BUG: Some `Index` reductions fail with `string[pyarrow]` · Issue #51397 · pandas-dev/pandas (original) (raw)

Pandas version checks

I have checked that this issue has not already been reported.
I have confirmed this bug exists on the latest version of pandas.
I have confirmed this bug exists on the main branch of pandas.

Reproducible Example

import pandas as pd

x = pd.Index(['a', 'b', 'a'], dtype=object) print(f"{x.min() = }") # This works

y = pd.Index(['a', 'b', 'a'], dtype="string[python]") print(f"{y.min() = }") # This works

z = pd.Index(['a', 'b', 'a'], dtype="string[pyarrow]") print(f"{z.min() = }") # This errors

Issue Description

When an Index with string[pyarrow] data contains repeated data, for example pd.Index(['a', 'b', 'a'], dtype="string[pyarrow]"), .min() / .max() fail.

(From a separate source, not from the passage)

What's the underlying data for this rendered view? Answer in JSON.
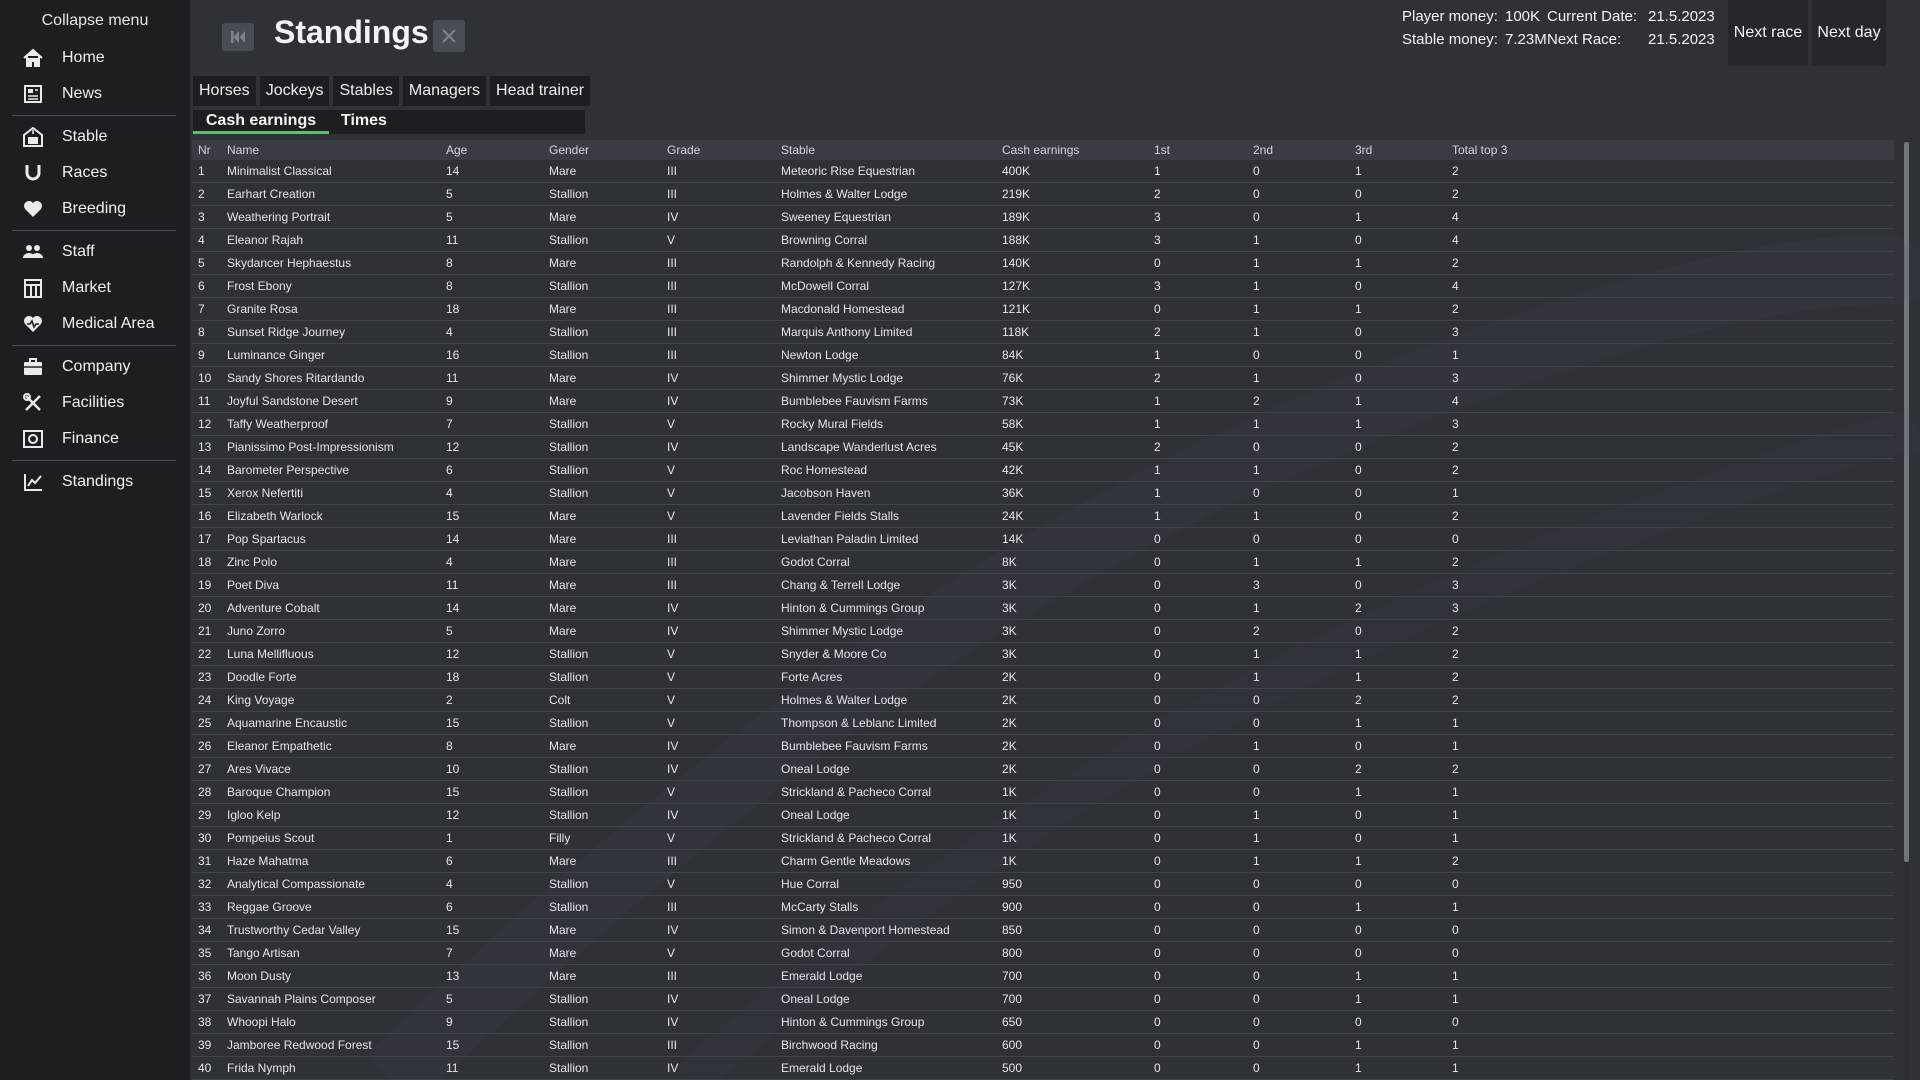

The above code snippet fails with

Traceback (most recent call last): File "/Users/james/projects/dask/dask/string-min.py", line 11, in print(f"{z.min() = }") File "/Users/james/mambaforge/envs/dask-py39/lib/python3.9/site-packages/pandas/core/indexes/base.py", line 7225, in min return self._values.min(skipna=skipna) # type: ignore[attr-defined] AttributeError: 'ArrowStringArray' object has no attribute 'min'

Expected Behavior

I'd expect using string[pyarrow] data to return the same result as object and string[python].

cc @phofl @mroeschke

Installed Versions